# 68 Impala



## 96gsfan (Oct 24, 2005)

It has been a while since I finished a build. I have several in varying states. This 68 Impala is the last one I completed.


----------



## 1970AMX (Feb 3, 2011)

Those were pretty unique cars


----------



## harristotle (Aug 7, 2008)

Excellent job, I love seeing a fully plumbed engine bay! :thumbsup:


----------



## 71 Charger 500 (Jan 27, 2011)

That is a beautiful '67!


----------



## Rns1016 (Dec 29, 2011)

what an awesome build.


----------



## scottnkat (May 11, 2006)

really nice job! Show us more - maybe one of your current works in progress!


----------



## CorvairJim (Dec 16, 2011)

Not to pick nits, but your gorgeous Impala is a '67, not a '68. The yellow/white combination looks great on the car, and the heater hoses and redlines really add to it. Many guys add the plug wies but the heater hoses are so often overlooked.


----------



## Schwinnster (Sep 5, 2011)

*Very nice Impy!* :thumbsup::thumbsup: Is that the Chevy 'Fawn' color? 
Every time I see one of these, I'm reminded of when I worked at an Amoco gas station from 1969-73. There was a _very_ cute blonde who drove one of these, and........ uh.......  Let's just say, she looked _really_ good in it!


----------



## 71 Charger 500 (Jan 27, 2011)

In high school I had a friend who had a light red metallic '67 with a 427 in it.
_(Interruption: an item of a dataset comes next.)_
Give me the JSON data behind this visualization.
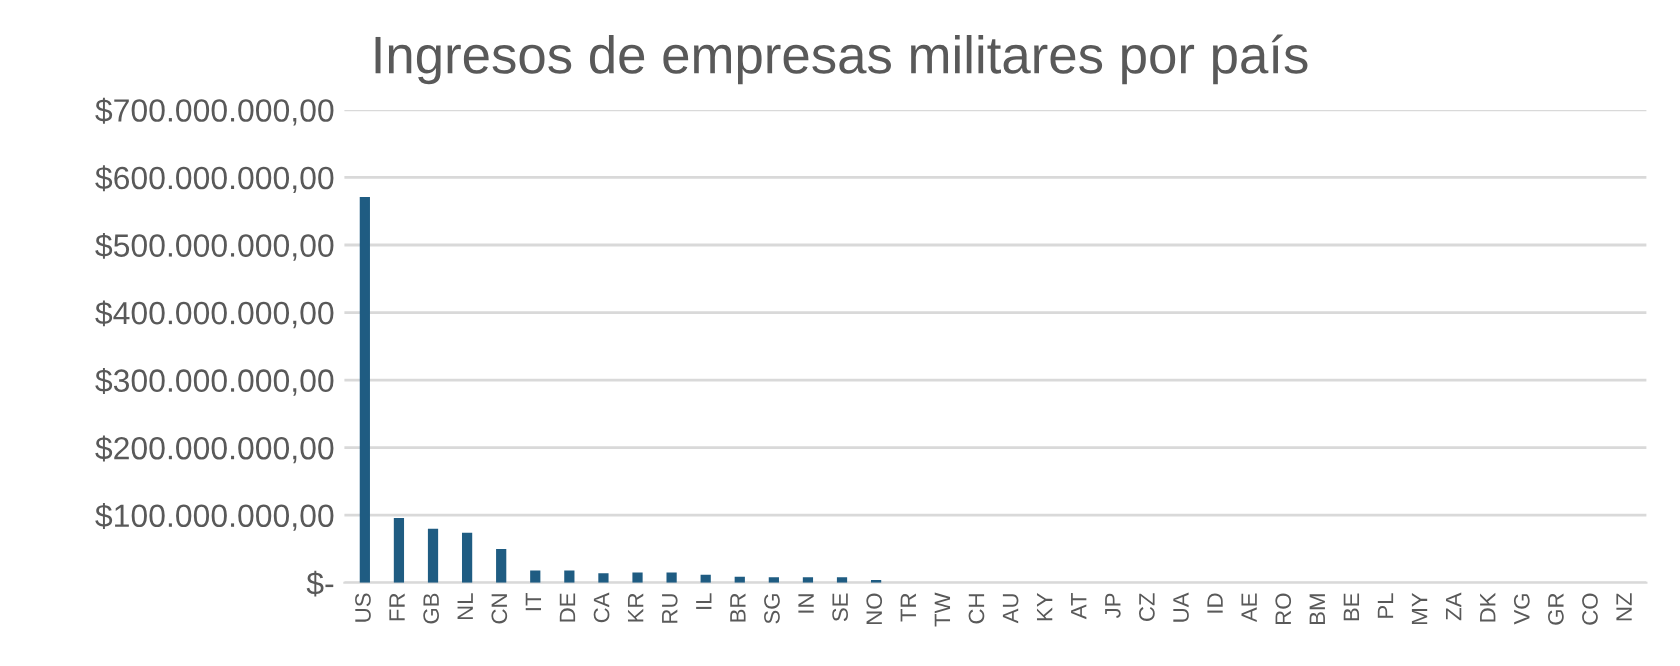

Another friend had a '65 Impala with a 327 three speed and I had a '66 Impala Super Sport with a 396 four speed that I taught my then girlfriend, now wife of 31 years, how to drive in. I've always thought that three year span was the best looking Impala's that GM ever made.

The interior detailing looks great on your model. The chrome inserts on the seats and the door handles and the dash, it all looks really good. You even painted the hose clamp detail under the hood! My eyes can't even see that stuff anymore let alone paint it! 

I just keep going back to the top of the page and looking at this model. I think I need to get me one of these things. 

Very nice Impy!


----------



## 96gsfan (Oct 24, 2005)

Sorry guys. It is a 67. I mixed the paint myself (Testors) trying to get what I thought was Butternut. Did not get it exactly correct but I am happy with the color.


----------



## 440 dakota (Feb 23, 2006)

looks great very nice detail job and great color combo,threre was a guy here that had a built 427 with a tunnel ram and that thing could really move for a big car


----------



## 71 Charger 500 (Jan 27, 2011)

96gsfan said:


> I mixed the paint myself (Testors) trying to get what I thought was Butternut. Did not get it exactly correct but I am happy with the color.


As well you should be! It's a great model!


----------



## scottnkat (May 11, 2006)

yep. it looks really great. My dad had a '66 Super Sport. He pulled the original engine and stuck in a Corvette injected 283 in it. He'd just gotten new tires for it when some stupid kid wrecked into it that night while driving drunk.


----------



## harristotle (Aug 7, 2008)

scottnkat said:


> yep. it looks really great. My dad had a '66 Super Sport. He pulled the original engine and stuck in a Corvette injected 283 in it. He'd just gotten new tires for it when some stupid kid wrecked into it that night while driving drunk.


Ouch, that sucks!


----------